La dernière fois, je suis arrivée à Kiev le 28 février, lorsque les premiers militaires russes déguisés en "hommes verts" sans signes de distinction étaient en train de pénétrer en Crimée. Ce soir-là, je dînais chez des amis et personne n'imaginait que la conquête de cette presqu'île soit envisageable. Et pourtant, seize jours seulement après cette discussion, la Crimée votait son "rattachement" à la Russie entériné illico presto par la Douma et le président Poutine.
Cette rapidité vertigineuse du "piton russe" laisse présager des jours difficiles pour l'Ukraine. Pour comprendre ce qui risque de se produire, il faut commencer par résumer comment la propagande russe officielle présente ce qui s'est passé ces derniers mois en Ukraine. Je résume cette position en italiques.
A la suite de "désordres" de masse, le pouvoir à Kiev a été pris par "une junte" dirigée par des extrémistes qui s'inspirent des idées nazies (sic !). Ces dangereux extrémistes jouissent d'un soutien des Etats-Unis et de l'Europe, les deux entités impérialistes (sic !) ayant pour objectif de s'emparer d'un pays certes en faillite, mais stratégiquement important, qui sera un réservoir de main-d'œuvre qualifiée et peu chère et offrira un nouveau marché pour les marchandises occidentales. Le rapprochement avec l'Europe ira de pair avec l'adhésion à l'Otan, et des missiles intercontinentaux à ogives nucléaires seront pointés sur la Russie depuis Odessa ou Donetsk. Une grande partie du peuple ukrainien, et en particulier le sud et l'est du pays où résident des russophones, ne veut pas de ce scénario. Le peuple de l'Ukraine est en train de se soulever. Il ne reconnaît pas le pouvoir de la junte et exige la tenue de référendums régionaux portant sur l'indépendance des régions. De son côté, la junte qui essaie par tous les moyens de préserver son pouvoir abusif utilise l'armée contre son propre peuple. Quant aux Occidentaux, forts de leurs doubles standards, ils punissent la Russie de sanctions pour le rattachement parfaitement légitime de la Crimée et la menacent de sanctions encore plus lourdes si elle intervient militairement en Ukraine de l'Est. Ces sanctions n'auront aucun effet sur la Russie, par contre, elles nuiront à l'Occident lui-même. D'ailleurs, la Russie peut réduire les Etats-Unis en poussière nucléaire.
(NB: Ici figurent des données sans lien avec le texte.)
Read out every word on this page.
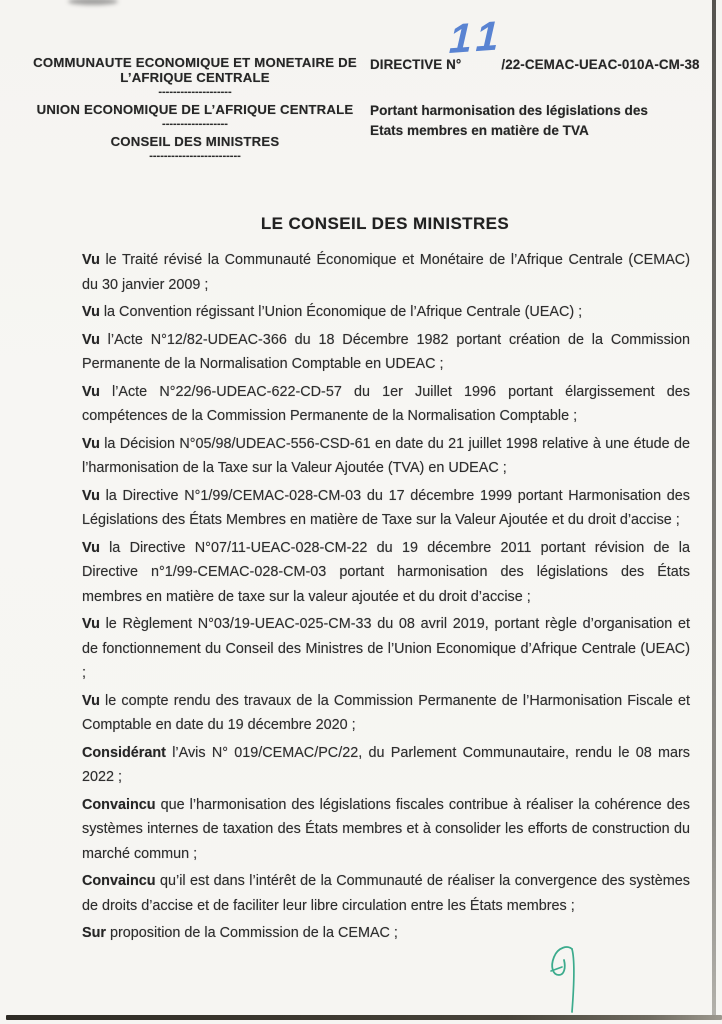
COMMUNAUTE ECONOMIQUE ET MONETAIRE DE
L’AFRIQUE CENTRALE
--------------------
UNION ECONOMIQUE DE L’AFRIQUE CENTRALE
------------------
CONSEIL DES MINISTRES
-------------------------
DIRECTIVE N°	/22-CEMAC-UEAC-010A-CM-38
Portant harmonisation des législations des
Etats membres en matière de TVA
11
LE CONSEIL DES MINISTRES

Vu le Traité révisé la Communauté Économique et Monétaire de l’Afrique Centrale (CEMAC) du 30 janvier 2009 ;

Vu la Convention régissant l’Union Économique de l’Afrique Centrale (UEAC) ;

Vu l’Acte N°12/82-UDEAC-366 du 18 Décembre 1982 portant création de la Commission Permanente de la Normalisation Comptable en UDEAC ;

Vu l’Acte N°22/96-UDEAC-622-CD-57 du 1er Juillet 1996 portant élargissement des compétences de la Commission Permanente de la Normalisation Comptable ;

Vu la Décision N°05/98/UDEAC-556-CSD-61 en date du 21 juillet 1998 relative à une étude de l’harmonisation de la Taxe sur la Valeur Ajoutée (TVA) en UDEAC ;

Vu la Directive N°1/99/CEMAC-028-CM-03 du 17 décembre 1999 portant Harmonisation des Législations des États Membres en matière de Taxe sur la Valeur Ajoutée et du droit d’accise ;

Vu la Directive N°07/11-UEAC-028-CM-22 du 19 décembre 2011 portant révision de la Directive n°1/99-CEMAC-028-CM-03 portant harmonisation des législations des États membres en matière de taxe sur la valeur ajoutée et du droit d’accise ;

Vu le Règlement N°03/19-UEAC-025-CM-33 du 08 avril 2019, portant règle d’organisation et de fonctionnement du Conseil des Ministres de l’Union Economique d’Afrique Centrale (UEAC) ;

Vu le compte rendu des travaux de la Commission Permanente de l’Harmonisation Fiscale et Comptable en date du 19 décembre 2020 ;

Considérant l’Avis N° 019/CEMAC/PC/22, du Parlement Communautaire, rendu le 08 mars 2022 ;

Convaincu que l’harmonisation des législations fiscales contribue à réaliser la cohérence des systèmes internes de taxation des États membres et à consolider les efforts de construction du marché commun ;

Convaincu qu’il est dans l’intérêt de la Communauté de réaliser la convergence des systèmes de droits d’accise et de faciliter leur libre circulation entre les États membres ;

Sur proposition de la Commission de la CEMAC ;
Un tel résumé succinct ne reflète qu'une partie de la réalité. Il faut voir des journaux, des commentaires politiques, des talk-shows et même des concerts à la télévision russe pour comprendre que le mensonge et la propagande à la fois patriotique, anti-américaine, anti-européenne et violemment guerrière ont atteint des sommets inégalés depuis la guerre froide à l'époque de Staline, entre 1947 et 1953. Comment expliquer cette montée, ou plutôt cette lame de fond, d'un patriotisme haineux où l'Europe apparaît subitement comme l'ennemi de la Russie presque plus dangereux que l'ennemi traditionnel numéro un, les Etats-Unis?
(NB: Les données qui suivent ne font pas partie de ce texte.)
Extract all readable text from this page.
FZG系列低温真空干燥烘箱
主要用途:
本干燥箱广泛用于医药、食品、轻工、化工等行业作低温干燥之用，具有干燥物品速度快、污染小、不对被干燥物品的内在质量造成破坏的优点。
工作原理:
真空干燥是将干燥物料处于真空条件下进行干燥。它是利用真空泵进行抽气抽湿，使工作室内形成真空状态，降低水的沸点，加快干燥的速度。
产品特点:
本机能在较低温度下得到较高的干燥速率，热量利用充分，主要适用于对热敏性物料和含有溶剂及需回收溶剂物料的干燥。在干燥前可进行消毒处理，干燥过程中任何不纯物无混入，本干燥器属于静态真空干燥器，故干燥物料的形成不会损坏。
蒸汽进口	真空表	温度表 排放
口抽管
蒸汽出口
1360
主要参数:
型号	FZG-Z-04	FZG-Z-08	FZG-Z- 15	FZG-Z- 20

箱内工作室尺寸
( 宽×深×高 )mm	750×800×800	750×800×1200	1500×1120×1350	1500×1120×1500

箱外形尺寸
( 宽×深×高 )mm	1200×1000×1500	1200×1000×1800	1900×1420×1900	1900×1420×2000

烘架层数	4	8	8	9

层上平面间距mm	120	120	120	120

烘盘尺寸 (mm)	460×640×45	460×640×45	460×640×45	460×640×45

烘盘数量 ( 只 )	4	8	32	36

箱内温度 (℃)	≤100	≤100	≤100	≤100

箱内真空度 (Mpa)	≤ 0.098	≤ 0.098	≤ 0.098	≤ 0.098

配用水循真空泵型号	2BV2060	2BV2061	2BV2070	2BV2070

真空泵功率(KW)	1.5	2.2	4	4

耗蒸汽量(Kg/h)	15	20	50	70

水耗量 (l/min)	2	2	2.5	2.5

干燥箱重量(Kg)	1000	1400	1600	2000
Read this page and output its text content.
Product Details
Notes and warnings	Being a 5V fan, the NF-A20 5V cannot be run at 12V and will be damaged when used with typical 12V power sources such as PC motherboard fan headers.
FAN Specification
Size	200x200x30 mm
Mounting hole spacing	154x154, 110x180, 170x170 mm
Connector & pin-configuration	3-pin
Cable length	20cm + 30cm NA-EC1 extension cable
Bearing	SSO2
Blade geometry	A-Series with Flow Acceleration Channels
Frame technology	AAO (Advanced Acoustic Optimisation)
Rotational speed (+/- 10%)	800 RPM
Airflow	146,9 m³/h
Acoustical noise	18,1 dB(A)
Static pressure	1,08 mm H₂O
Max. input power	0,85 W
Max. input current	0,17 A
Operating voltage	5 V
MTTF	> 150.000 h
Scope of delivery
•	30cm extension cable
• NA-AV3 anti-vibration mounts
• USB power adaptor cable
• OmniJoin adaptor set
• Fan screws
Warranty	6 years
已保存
Par nécessité, je serai schématique. Pendant plusieurs années, la diplomatie russe refusait de considérer l'Europe comme un ensemble "sérieux" en matière politique. Pour elle, l'Europe n'était qu'un marché commun, et il fallait parler politique séparément avec chaque pays européen, et en particulier, avec des "ténors" comme la France, l'Allemagne, la Grande-Bretagne. C'est peut-être avec l'apparition du projet d'un partenariat oriental proposé par l'UE à six pays issus de l'ex-URSS, à savoir l'Ukraine, la Moldavie, la Biélorussie, la Géorgie, l'Arménie et l'Azerbaïdjan, que la direction russe a commencé à se rendre compte de l'importance de l'UE, malgré la faiblesse de sa coordination politique. En effet, il s'agit de la première puissance économique mondiale peuplée de 505 millions d'habitants et possédant une redoutable machine militaire, y compris le potentiel nucléaire non négligeable dont disposent la France et la Grande-Bretagne. Et de surcroît, les pays de l'UE forment le pilier européen de l'Otan!
Face à ce colosse européen, la Russie fait pâle figure. Elle est plus grande en territoire seulement, mais sa population fait moins de 30% de celle de l'UE et sa puissance économique est dérisoire en comparaison avec l'UE: sa part dans l'économie mondiale est de l'ordre de 4% et celle de l'UE, de 23%.
C'est ce constat, et non simplement la nostalgie de l'empire soviétique perdu, qui motive Vladimir Poutine à créer l'Union eurasienne. Mais jusque-là, ses alliés dans ce projet, le Kazakhstan et la Biélorussie, pays dictatoriaux comme la Russie, n'ont pas contribué de façon substantielle au renforcement du nouveau bloc. Ensemble, les trois pays comptent près de 170 millions de personnes, et tous les trois ont raté le coche de la modernisation. La Russie et le Kazakhstan vivent essentiellement de la rente des matières premières dont les hydrocarbures, et la Biélorussie vit aux crochets de la Russie. L'Arménie qui a déclaré son désir quelque peu forcé par les circonstances d'adhérer à la future Union n'est peuplée que de trois millions d'habitants et sa situation économique est désastreuse. Il est évident que le seul pays qui peut, à terme, améliorer la donne, c'est l'Ukraine.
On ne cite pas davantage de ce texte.